Although many Jewish nonprofits also provide food support to the broader community, some 20% of Jewish families are financially vulnerable, David Goldfarb, senior director of the Jewish Federations of North America’s Strategic Health Resource Center, told eJP. That number increases among Holocaust survivors, he added, where 1 in 3 live in poverty and rely on programs like SNAP.

“This is a very, very serious issue,” said Goldfarb. “I think what’s very scary is to think of folks like that and what they might be experiencing. That they might not have food anymore and are being re-traumatized by some of these risks, particularly in light of the current environment in the United States.” 

According to Goldfarb, private philanthropy can’t match the need met by SNAP, which — with an annual budget of more than $100 billion — costs nearly $2 billion a week to sustain. A general rule of thumb, he added, is that for every meal provided by a food pantry, SNAP funds nine. 

“We’re talking about a program that could be a little less than $2 billion a week, when something like JFNA — a top 10 charity — distributes $2 billion for everything we do a year. You can see right there that the size and scope of the problem threatens to overwhelm systems, if not properly addressed,” he said. “The level of funding that would be required is not something that I see the charitable system being able to withhold. Although, of course, I expect people to try to step up and do what they can.”

The government shutdown is causing “double damage,” to SNAP recipients, said Oldfield. Under the Trump administration’s One Big Beautiful Bill Act, which had already cut 20% of the program, many recipients were already set to lose benefits on Nov. 1 before the shutdown, including refugees, asylees, human trafficking survivors and single parents, veterans, homeless and others who no longer meet stricter work qualifications. 

Various Jewish organizations are responding to the looming deadline.
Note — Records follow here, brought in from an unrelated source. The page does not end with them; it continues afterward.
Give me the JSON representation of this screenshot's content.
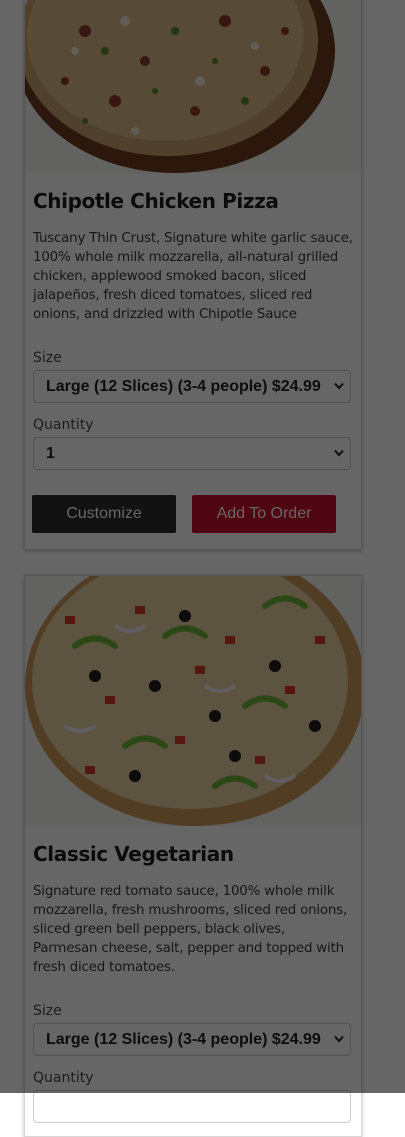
{
  "products": [
    {
      "name": "Chipotle Chicken Pizza",
      "description": "Tuscany Thin Crust, Signature white garlic sauce, 100% whole milk mozzarella, all-natural grilled chicken, applewood smoked bacon, sliced jalapeños, fresh diced tomatoes, sliced red onions, and drizzled with Chipotle Sauce",
      "size_label": "Size",
      "size_value": "Large (12 Slices) (3-4 people) $24.99",
      "quantity_label": "Quantity",
      "quantity_value": "1",
      "customize_label": "Customize",
      "add_label": "Add To Order"
    },
    {
      "name": "Classic Vegetarian",
      "description": "Signature red tomato sauce, 100% whole milk mozzarella, fresh mushrooms, sliced red onions, sliced green bell peppers, black olives, Parmesan cheese, salt, pepper and topped with fresh diced tomatoes.",
      "size_label": "Size",
      "size_value": "Large (12 Slices) (3-4 people) $24.99",
      "quantity_label": "Quantity"
    }
  ],
  "colors": {
    "add_button": "#c8102e",
    "customize_button": "#2e2e2e",
    "overlay": "rgba(0,0,0,0.6)"
  },
  "icons": [
    "chevron-down-icon"
  ]
}
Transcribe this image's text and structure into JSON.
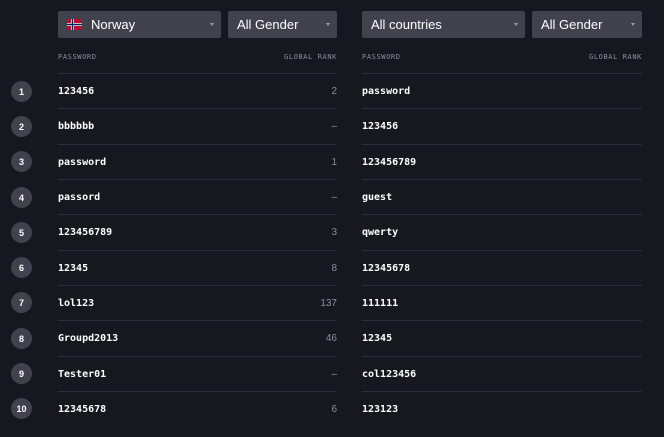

On Monday, JFNA warned in a statement about threats to SNAP benefits. Yesterday, Mazon: A Jewish Response to Hunger held a press briefing with leading policy experts and a letter-writing campaign where participants demanded that the USDA use its contingency funds to meet the need. The organization is also supporting temples with educational support and moral support as they are the hubs for addressing food insecurity in their communities. 

“In this particular emergency, USDA has the power and actually the legal responsibility, the mandated responsibility, to release contingency funds for SNAP,” Naama Haviv, Mazon’s vice president of community engagement, told eJP. “Those funds are already there. They already exist. The legal mechanism for continuing benefits already exists. So what we don’t need is different, stand-alone legislation. Well, of course, we would welcome any solution. At this moment, we already have the solution, and that solution is in the hands of USDA Secretary Brooke Rollins.”

According to Catherine Schneider, Jewish Family Service LA’s chief community engagement officer, many in the Jewish community have volunteered to help. Still, she described it as “unrealistic” for food pantries to meet the demand. 

“It is unrealistic to expect that food pantries are going to make up for the support that currently is coming from the government,” Schneider told eJP. “That just cannot be the strategy, because even if every food pantry would operate at the top of its game, you’re still going to have hungry children.”

Jewish agencies can’t do everything to support those in need because of the halt in benefits, said Oldfield. Neither can food banks or non-Jewish nonprofits. “There’s not going to be one solution. It’s everybody working together to try to plug all the holes and get everyone fed and just make sure that we don’t have a crisis on our hands,” he said.